En aquellos lejanos años de mi infancia el mundo experimentaba con vacunas. Había algo de atraso en inoculaciones y por eso algunos chicos de mi generación fueron atacados por poliomielitis, un padecimiento que les dejó secuelas de por vida.
Crecí al lado de Ítalo, afectado por la enfermedad viral. Era normal verlo en silla de ruedas, de muy chiquillo. Ya cuando se hizo un niño en forma, usó aparatos ortopédicos en las piernas. Después recurrió a bastones en cada brazo para apoyarse. A los diez años más o menos recuperó el movimiento de las extremidades, pero la pierna derecha atrofiada, le quedó más chica que la otra. Estaba obligado a usar de esos zapatos de plataforma enorme, para emparejar las pisadas.

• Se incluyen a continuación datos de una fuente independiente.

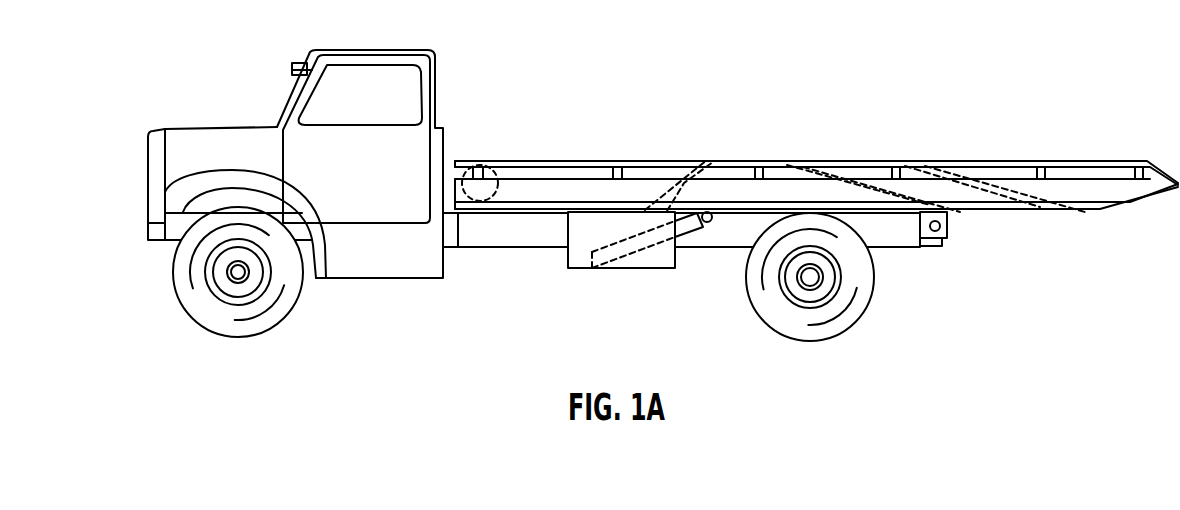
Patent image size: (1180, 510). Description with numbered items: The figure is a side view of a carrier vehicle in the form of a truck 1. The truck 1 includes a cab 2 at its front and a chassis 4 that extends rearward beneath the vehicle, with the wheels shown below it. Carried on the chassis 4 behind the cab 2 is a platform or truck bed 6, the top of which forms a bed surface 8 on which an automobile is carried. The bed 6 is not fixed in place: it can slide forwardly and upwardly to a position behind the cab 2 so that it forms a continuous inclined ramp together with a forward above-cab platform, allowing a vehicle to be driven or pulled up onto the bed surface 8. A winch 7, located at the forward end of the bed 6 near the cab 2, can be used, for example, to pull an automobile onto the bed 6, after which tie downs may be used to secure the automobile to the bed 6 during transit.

The truck 1 is at (250, 124).
The cab 2 is at (434, 52).
The chassis 4 is at (537, 248).
The platform or truck bed 6 is at (772, 178).
The winch 7 is at (480, 163).
The bed surface 8 is at (1010, 162).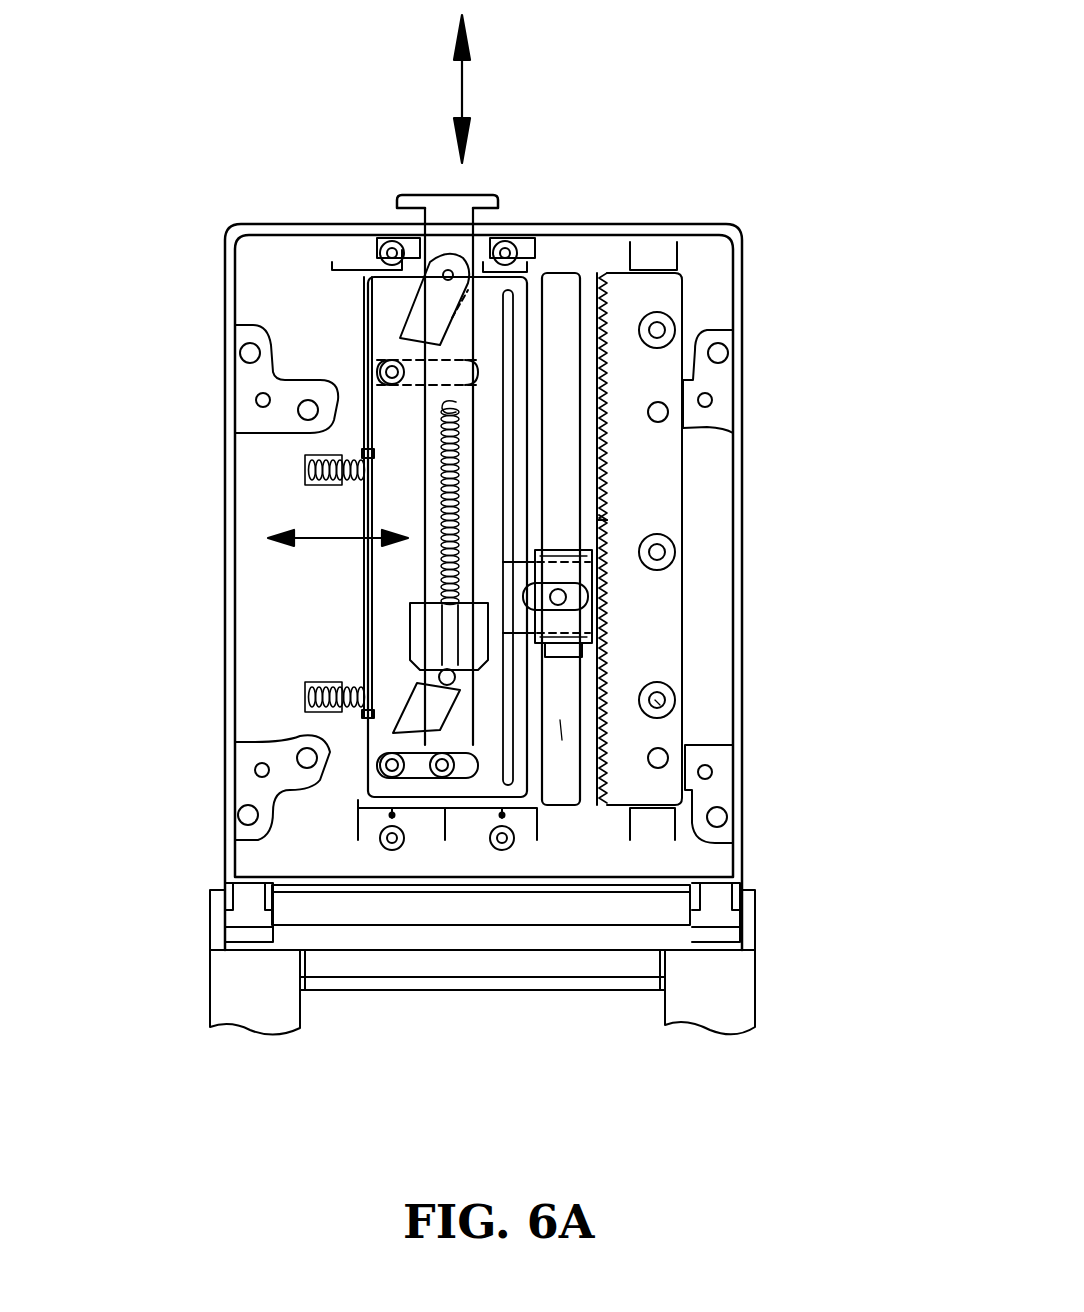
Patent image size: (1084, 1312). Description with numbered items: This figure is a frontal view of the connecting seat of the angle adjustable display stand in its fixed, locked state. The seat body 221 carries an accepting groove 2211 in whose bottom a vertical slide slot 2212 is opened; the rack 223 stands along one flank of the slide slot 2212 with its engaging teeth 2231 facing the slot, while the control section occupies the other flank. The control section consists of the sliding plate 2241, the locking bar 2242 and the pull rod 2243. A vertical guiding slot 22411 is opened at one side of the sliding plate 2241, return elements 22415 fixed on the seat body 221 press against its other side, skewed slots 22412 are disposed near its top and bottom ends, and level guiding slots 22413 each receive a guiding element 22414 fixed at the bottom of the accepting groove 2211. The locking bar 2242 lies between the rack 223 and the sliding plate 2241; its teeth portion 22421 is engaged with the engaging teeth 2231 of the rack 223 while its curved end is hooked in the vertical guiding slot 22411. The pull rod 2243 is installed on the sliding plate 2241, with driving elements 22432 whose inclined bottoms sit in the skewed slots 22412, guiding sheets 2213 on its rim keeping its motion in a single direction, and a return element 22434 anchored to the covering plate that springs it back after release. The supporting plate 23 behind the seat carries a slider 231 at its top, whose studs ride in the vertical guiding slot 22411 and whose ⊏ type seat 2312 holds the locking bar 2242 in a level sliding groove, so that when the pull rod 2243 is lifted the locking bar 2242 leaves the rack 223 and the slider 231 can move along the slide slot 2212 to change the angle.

The seat body 221 is at (742, 265).
The accepting groove 2211 is at (275, 576).
The vertical slide slot 2212 is at (563, 285).
The guiding sheets 2213 is at (490, 268).
The engaging teeth 2231 is at (595, 520).
The rack 223 is at (657, 495).
The ⊏ type seat 2312 is at (605, 525).
The teeth portion 22421 is at (585, 598).
The locking bar 2242 is at (592, 640).
The slider 231 is at (570, 735).
The supporting plate 23 is at (660, 700).
The sliding plate 2241 is at (365, 343).
The vertical guiding slot 22411 is at (513, 297).
The skewed slot 22412 is at (405, 330).
The level guiding slot 22413 is at (413, 755).
The guiding element 22414 is at (380, 768).
The return element 22415 is at (305, 450).
The pull rod 2243 is at (453, 200).
The driving element 22432 is at (425, 290).
The return element 22434 is at (437, 578).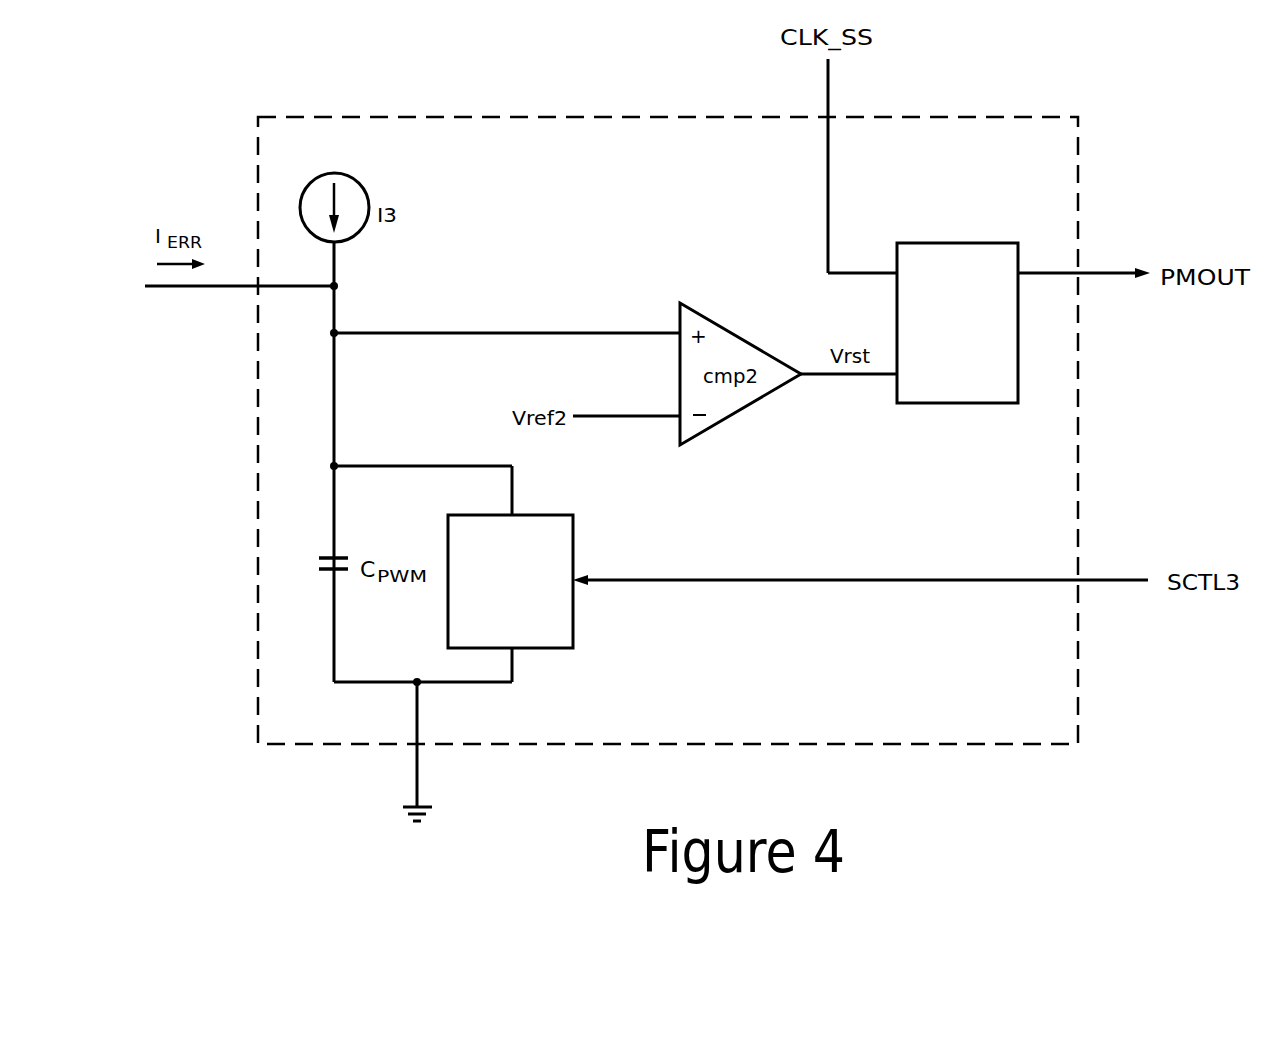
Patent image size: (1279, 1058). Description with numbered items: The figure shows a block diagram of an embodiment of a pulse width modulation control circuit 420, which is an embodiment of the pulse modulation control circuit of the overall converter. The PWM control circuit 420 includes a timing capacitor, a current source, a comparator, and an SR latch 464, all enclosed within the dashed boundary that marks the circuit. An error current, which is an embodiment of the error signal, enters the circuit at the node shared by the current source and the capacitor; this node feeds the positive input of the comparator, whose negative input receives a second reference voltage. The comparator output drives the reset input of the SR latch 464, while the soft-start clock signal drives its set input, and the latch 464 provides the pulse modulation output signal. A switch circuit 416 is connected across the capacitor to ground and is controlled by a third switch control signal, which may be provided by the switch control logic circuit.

The pulse width modulation control circuit 420 is at (682, 160).
The SR latch 464 is at (970, 337).
The switch circuit 416 is at (525, 633).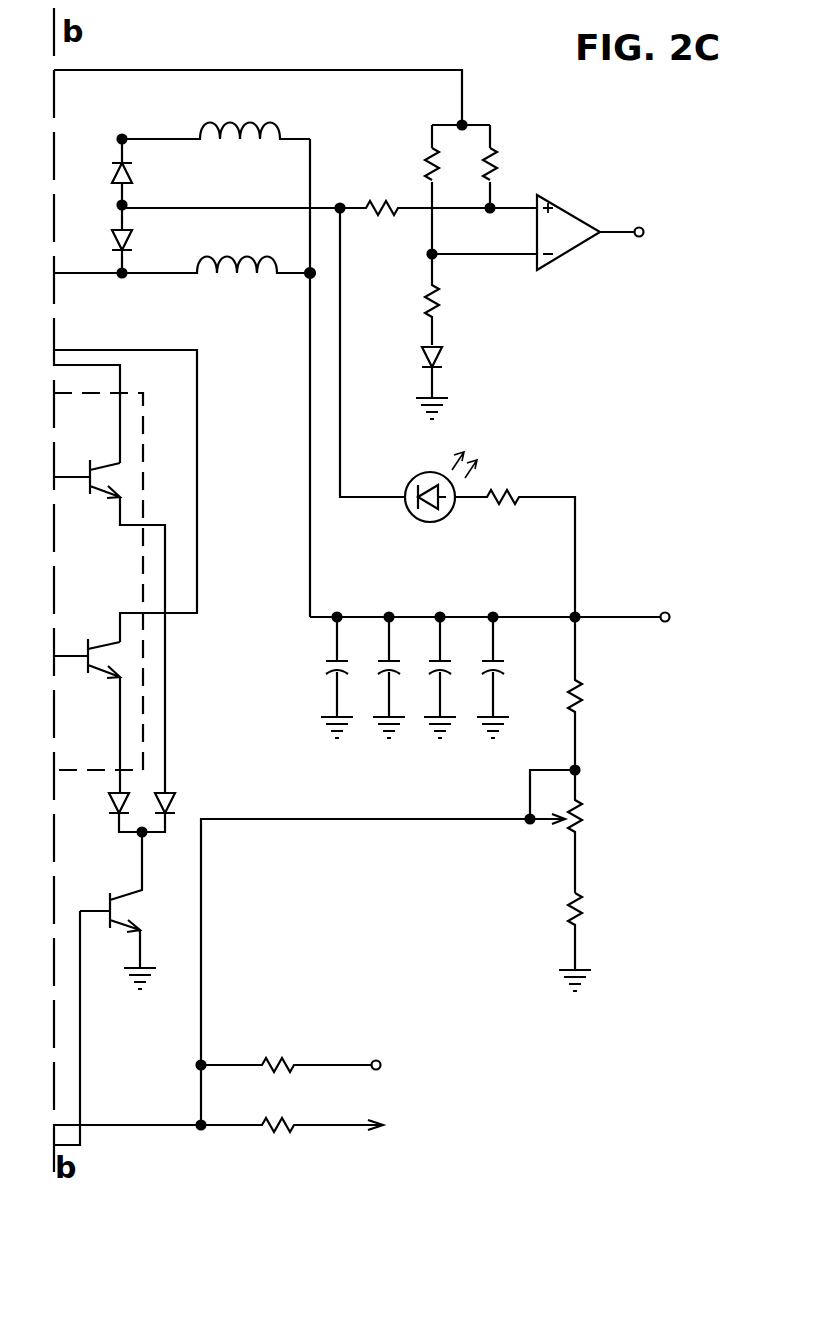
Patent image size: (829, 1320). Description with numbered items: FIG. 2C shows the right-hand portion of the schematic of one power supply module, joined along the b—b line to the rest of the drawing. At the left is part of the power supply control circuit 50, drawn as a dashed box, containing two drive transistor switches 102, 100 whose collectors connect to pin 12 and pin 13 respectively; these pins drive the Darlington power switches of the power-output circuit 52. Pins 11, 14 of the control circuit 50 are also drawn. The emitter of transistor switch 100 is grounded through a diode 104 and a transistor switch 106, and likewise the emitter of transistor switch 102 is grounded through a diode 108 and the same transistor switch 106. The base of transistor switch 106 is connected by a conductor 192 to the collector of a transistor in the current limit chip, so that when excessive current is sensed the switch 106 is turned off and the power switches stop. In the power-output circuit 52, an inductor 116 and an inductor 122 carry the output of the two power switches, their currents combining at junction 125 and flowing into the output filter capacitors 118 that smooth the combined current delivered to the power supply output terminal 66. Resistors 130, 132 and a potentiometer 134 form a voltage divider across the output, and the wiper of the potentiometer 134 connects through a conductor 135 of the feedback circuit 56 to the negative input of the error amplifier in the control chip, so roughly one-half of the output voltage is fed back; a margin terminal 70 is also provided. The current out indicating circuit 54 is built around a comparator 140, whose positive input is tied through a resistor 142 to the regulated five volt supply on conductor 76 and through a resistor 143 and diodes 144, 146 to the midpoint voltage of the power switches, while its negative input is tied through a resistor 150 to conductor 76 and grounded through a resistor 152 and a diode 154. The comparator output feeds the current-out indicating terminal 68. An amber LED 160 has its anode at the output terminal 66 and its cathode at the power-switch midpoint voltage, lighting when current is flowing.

The power-output circuit 52 is at (142, 50).
The conductor 76 is at (345, 70).
The current out indicating circuit 54 is at (514, 110).
The resistor 150 is at (428, 160).
The resistor 142 is at (494, 160).
The inductor 122 is at (235, 135).
The diode 144 is at (135, 172).
The diode 146 is at (135, 237).
The inductor 116 is at (220, 288).
The junction 125 is at (307, 280).
The resistor 143 is at (385, 202).
The comparator 140 is at (565, 210).
The current-out indicating terminal 68 is at (643, 228).
The resistor 152 is at (440, 298).
The diode 154 is at (440, 356).
The amber LED 160 is at (412, 480).
The power supply output terminal 66 is at (664, 612).
The capacitors 118 is at (383, 648).
The resistor 130 is at (585, 684).
The potentiometer 134 is at (585, 802).
The resistor 132 is at (585, 896).
The conductor 135 is at (412, 818).
The margin terminal 70 is at (375, 1060).
The feedback circuit 56 is at (250, 903).
The conductor 192 is at (82, 1060).
The power supply control circuit 50 is at (143, 472).
The pin 12 is at (88, 414).
The pin 13 is at (125, 496).
The terminal lead 11 is at (142, 645).
The terminal lead 14 is at (107, 735).
The transistor switch 102 is at (90, 464).
The transistor switch 100 is at (88, 642).
The diode 104 is at (110, 800).
The diode 108 is at (172, 800).
The transistor switch 106 is at (108, 894).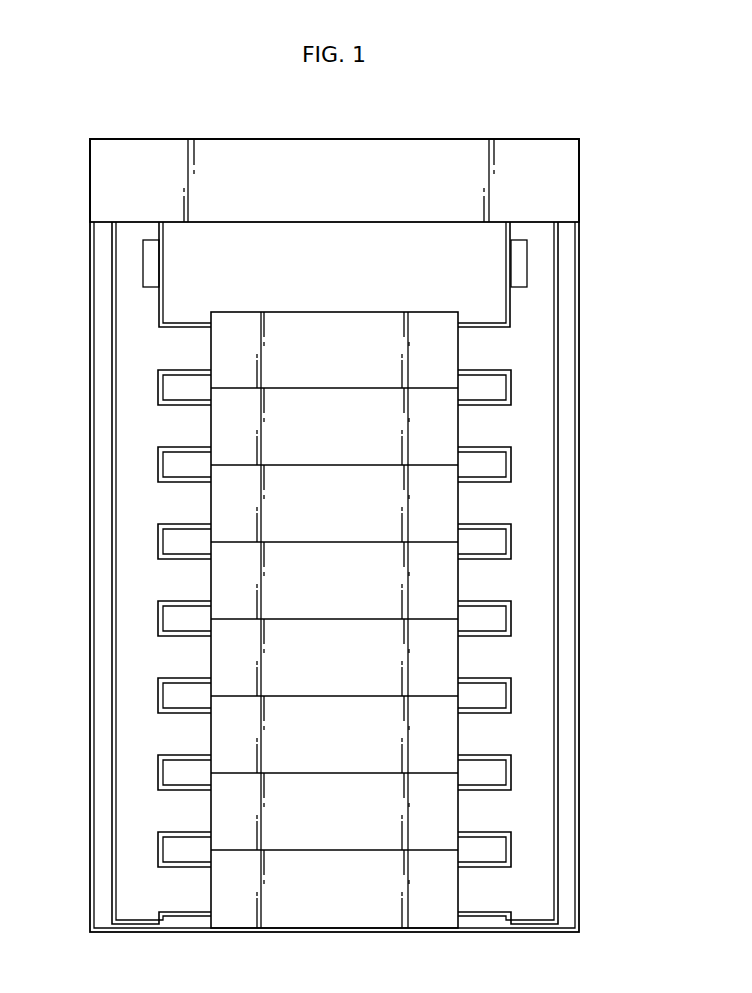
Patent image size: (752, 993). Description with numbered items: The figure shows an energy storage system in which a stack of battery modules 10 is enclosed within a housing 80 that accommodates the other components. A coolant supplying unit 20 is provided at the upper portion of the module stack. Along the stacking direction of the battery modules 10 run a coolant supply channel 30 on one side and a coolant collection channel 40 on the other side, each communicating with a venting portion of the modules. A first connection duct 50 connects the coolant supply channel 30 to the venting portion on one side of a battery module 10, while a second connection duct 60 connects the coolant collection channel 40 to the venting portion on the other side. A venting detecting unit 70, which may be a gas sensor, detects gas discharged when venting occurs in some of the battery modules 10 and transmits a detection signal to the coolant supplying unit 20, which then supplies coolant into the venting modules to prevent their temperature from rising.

The battery module 10 is at (334, 312).
The coolant supplying unit 20 is at (435, 139).
The coolant supply channel 30 is at (556, 313).
The coolant collection channel 40 is at (112, 313).
The first connection duct 50 is at (480, 323).
The second connection duct 60 is at (184, 323).
The venting detecting unit 70 is at (143, 262).
The housing 80 is at (580, 566).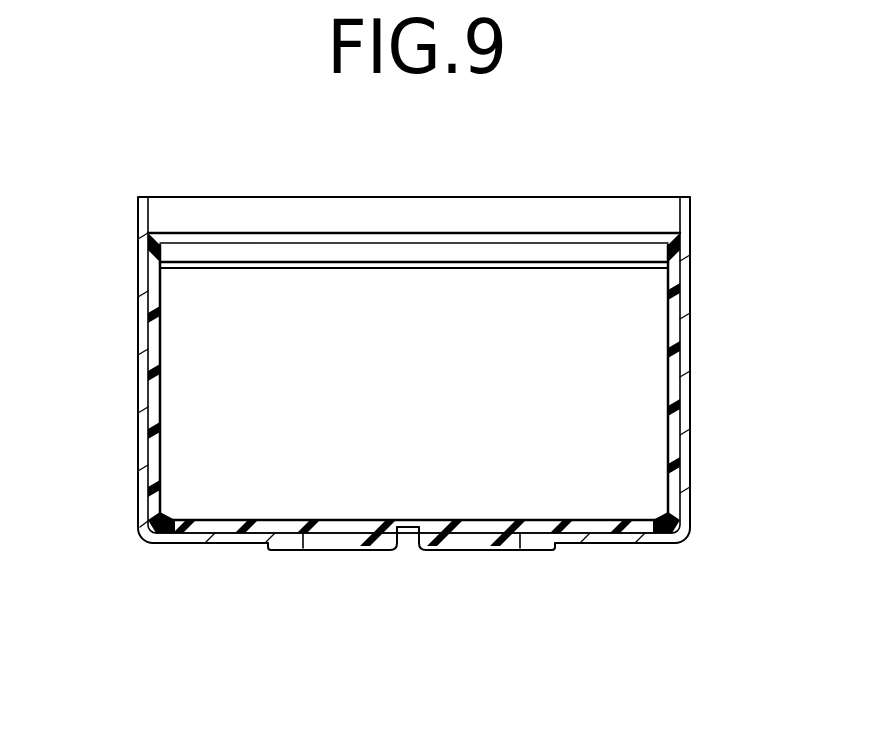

Me sentía triste, por mi amigo, siempre apasionado del futbol. Y nunca pudo jugarlo. Cuando jubiló la silla de ruedas y pudo sostenerse, vivió su propio triunfo personal. Ya podía desplazarse solo y a voluntad, y no auxiliado de la bromosa silla rodante. Pero andar erguido no era suficiente para jugar futbol, pues su pisada era irregular. No podía correr por la pelota, ya ni digamos recibirla y controlarla.
Por eso siempre traía en la bolsa un trompo, que hacía zumbar con maestría. Mientras nosotros nos pasábamos la pelota, él, al margen de las acciones, hacía que chillara el pedacito de madera, y se lo subía a la palma de la mano.
Era seguidor de Rayados. Su ídolo era Milton Carlos. No se perdía los juegos transmitidos por la radio o los esporádicos que pasaban por la tele.
A veces, apoyado en los fierros, quería dar un puntapié a la pelota, pero terminaba por caer de bruces. Afortunadamente tenía buen humor y no se amargaba. Consciente de su condición, reía de los azotones y terminaba acomodado al lado de la banqueta, viéndonos jugar en la calle. Nosotros disparábamos a la portería formada por dos piedras en la calle y él, en la acera, bailaba el trompo.
Su papá, don Lázaro, era también futbolero. Cómo no iba a serlo, si le puso por nombre el del goleador más estrafalario de aquellos años, Ítalo Estupiñán, venido de Ecuador, moreno de cabello afro y goleador con América y Toluca. El papá, pese a todo, era paciente con su niño, y lo animaba a que se reuniera con nosotros, aunque fuera a un lado de la calle, sin participar.
A veces, nos acompañaba a los juegos llaneros, en cancha grande en categorías infantil y juvenil donde participábamos. Nos impulsaba desde la orilla, y nos felicitaba por los goles, alguna gambeta, aunque perdiéramos.
Ahora veo que me provocaba mucha angustia la impotencia de Ítalo. Sentía el impulso de invitarlo, pero me frenaba por obvias razones.
Alguna vez tuve ganas de pedirle que se pusiera de portero, aunque fuera parado como poste en el juego de la calle, pero me inhibí.
Hice bien, pues pudo haberse lesionado en los huesos débiles y la musculatura flácida, dejados como secuelas por la enfermedad.
Un sábado de juego en el llano, al medio tiempo, íbamos ganando con amplio marcador. Me refresqué con agua de la llave y me senté a reponer fuerzas.
“Ha de ser padre meter un gol”, me dijo, de pie a mi lado. Yo había metido uno en la goleada, pues el rival era un equipo francamente malo. Me sentí mal, pero lo disimulé. No recuerdo mi respuesta, tal vez algún comentario neutral. En realidad era lo máximo anotar, pero me contuve de decirlo.
Pienso ahora que de haber tenido oportunidad, le hubiera prestado mis piernas para que jugara por lo menos un medio tiempo, algunos minutos, y pudiera sentir la dicha gloriosa de perseguir una pelota, conducirla, amagar, tirar a puerta y marcar el tanto de la victoria.
Como suele ocurrir cuando pasa la infancia, la palomilla se desperdiga. Dejé de ver a Ìtalo. Hace algunos años me lo encontré en la Plaza de Guadalupe. Me dio muchísimo gusto saludarlo y, más, saber de su matrimonio. Portaba su camisa de rayas, fiel de toda la vida.
Lo acompañaba su esposa y uno de sus niños, su tocayo. Me comentó que trabajaba como taxista desde hacía años y como le había ido tan bien, era propietario de una pequeña flotilla. Lo felicité y quedamos reunirnos luego.
No lo he vuelto a ver. Pienso en mi amigo, siempre anhelante de balón, pero imposibilitado para disfrutarlo en un juego.
Seguramente, ver partidos en TV le sirve de consuelo.